The catastrophe losses, incurred during the third quarter, could drain Chubb’s earnings by 55 cents to $1.07 per share after tax.

Chubb’s geographic concentration in calamity-prone areas (the north-eastern U.S) exposes it to cat losses. The company is still analyzing and incorporating the new RMS model with its own model as well as other vendor models, and will reduce its exposure in states and regions if required.

Consequently, the company has already purchased more reinsurance, including $200 million for the Northeast U.S. This is in addition to a $100 million increase on its catastrophe reinsurance program, which the company had previously mentioned. Chubb also purchased $100 million of additional reinsurance coverage for non-U.S. catastrophes.

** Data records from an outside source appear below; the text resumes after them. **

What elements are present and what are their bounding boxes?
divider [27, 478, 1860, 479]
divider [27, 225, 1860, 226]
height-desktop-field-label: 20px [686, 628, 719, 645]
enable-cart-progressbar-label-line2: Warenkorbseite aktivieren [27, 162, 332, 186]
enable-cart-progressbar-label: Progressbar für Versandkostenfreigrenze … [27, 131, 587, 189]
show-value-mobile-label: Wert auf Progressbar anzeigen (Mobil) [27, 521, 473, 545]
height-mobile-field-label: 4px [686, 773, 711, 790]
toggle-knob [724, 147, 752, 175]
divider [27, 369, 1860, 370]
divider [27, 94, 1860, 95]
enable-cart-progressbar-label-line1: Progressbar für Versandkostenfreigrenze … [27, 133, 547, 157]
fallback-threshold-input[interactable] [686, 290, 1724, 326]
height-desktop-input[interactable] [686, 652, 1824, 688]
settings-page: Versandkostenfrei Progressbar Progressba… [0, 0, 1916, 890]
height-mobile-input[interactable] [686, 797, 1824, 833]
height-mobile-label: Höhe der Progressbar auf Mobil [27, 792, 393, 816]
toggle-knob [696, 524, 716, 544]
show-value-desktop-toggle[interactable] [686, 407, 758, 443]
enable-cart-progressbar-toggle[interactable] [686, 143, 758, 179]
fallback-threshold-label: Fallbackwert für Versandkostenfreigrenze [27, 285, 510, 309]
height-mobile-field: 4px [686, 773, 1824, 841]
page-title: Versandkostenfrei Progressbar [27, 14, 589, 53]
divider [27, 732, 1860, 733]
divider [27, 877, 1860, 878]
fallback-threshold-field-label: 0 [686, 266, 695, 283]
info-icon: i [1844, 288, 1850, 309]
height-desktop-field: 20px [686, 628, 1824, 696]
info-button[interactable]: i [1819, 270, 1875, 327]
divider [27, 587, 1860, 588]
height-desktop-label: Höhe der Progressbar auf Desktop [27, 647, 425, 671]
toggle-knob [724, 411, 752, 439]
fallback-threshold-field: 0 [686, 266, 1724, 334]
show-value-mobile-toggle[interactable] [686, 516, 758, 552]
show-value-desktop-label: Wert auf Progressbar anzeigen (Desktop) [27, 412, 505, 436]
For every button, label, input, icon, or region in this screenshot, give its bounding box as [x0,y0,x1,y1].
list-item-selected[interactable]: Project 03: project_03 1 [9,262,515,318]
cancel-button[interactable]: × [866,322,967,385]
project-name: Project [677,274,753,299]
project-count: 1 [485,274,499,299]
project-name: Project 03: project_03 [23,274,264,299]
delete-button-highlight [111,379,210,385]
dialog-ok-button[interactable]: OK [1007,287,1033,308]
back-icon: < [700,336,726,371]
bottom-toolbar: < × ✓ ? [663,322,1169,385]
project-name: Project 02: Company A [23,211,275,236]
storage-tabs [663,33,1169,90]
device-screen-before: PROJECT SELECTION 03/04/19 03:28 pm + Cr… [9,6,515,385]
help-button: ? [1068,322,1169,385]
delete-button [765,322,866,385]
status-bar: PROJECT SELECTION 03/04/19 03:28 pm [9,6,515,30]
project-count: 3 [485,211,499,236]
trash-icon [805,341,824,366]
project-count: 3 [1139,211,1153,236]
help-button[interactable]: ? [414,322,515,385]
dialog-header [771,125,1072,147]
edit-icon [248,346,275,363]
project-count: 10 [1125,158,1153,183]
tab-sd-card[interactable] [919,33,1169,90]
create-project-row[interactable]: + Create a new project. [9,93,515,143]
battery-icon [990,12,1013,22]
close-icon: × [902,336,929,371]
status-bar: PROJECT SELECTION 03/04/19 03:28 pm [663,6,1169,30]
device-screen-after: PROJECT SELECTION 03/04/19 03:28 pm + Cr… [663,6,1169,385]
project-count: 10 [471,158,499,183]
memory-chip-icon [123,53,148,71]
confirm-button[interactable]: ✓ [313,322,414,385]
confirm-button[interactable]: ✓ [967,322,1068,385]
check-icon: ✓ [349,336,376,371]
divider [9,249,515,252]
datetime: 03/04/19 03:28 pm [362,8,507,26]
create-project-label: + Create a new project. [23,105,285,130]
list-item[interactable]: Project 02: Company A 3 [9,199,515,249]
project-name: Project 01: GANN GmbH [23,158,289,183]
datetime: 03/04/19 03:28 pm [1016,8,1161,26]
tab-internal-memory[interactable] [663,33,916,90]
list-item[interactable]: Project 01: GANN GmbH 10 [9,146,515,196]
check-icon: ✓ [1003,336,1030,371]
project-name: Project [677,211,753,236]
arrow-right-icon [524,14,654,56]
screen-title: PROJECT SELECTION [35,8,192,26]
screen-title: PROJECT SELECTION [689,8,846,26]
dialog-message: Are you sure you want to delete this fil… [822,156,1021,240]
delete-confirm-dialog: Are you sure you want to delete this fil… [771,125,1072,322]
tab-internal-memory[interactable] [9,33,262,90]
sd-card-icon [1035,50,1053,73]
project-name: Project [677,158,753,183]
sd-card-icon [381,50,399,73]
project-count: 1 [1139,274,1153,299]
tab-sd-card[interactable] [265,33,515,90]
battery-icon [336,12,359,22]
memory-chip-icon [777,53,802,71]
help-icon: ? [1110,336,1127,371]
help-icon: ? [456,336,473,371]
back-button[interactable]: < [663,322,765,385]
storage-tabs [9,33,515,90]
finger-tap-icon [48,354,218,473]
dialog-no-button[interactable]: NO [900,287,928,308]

During the second quarter, total cat losses primarily stemming from the U.S. winter storms came in at $329 million pre-tax, or about $0.72 per share, contributing 11.3% to the loss ratio. In spite of some of the heaviest second quarter 2011 U.S. catastrophe events on record, Chubb continued to post an excellent underwriting result, generating a 94.9% combined ratio for the quarter.

Regardless of the external factors, Chubb has a business mix that continues to perform exceptionally well, even in the face of large first half storm losses that pushed many of its peers into losses in the quarter. Chubb also raised its 2011 guidance, even after taking into account the high level of H1 2011 catastrophe losses. It now expects operating EPS in the range of $5.55- $5.85 (up from $5.35-5.75). Chubb raised its 2011 catastrophe load to 7.5 points, up from the previous 3.5 points.

Other carriers, likely to suffer cat losses in the third quarter, include companies like Allstate Corp. (ALL) and Travelers Companies Inc. (TRV), which compete closely with Chubb.

Chubb holds a Zacks #3 Rank, which translates into a Hold rating over the short-term (1-3 months). The company is slated to release its third quarter earnings on October 20, 2011 after the market closes. We have a Neutral recommendation on the stock and may revisit our recommendation after the third quarter earnings release.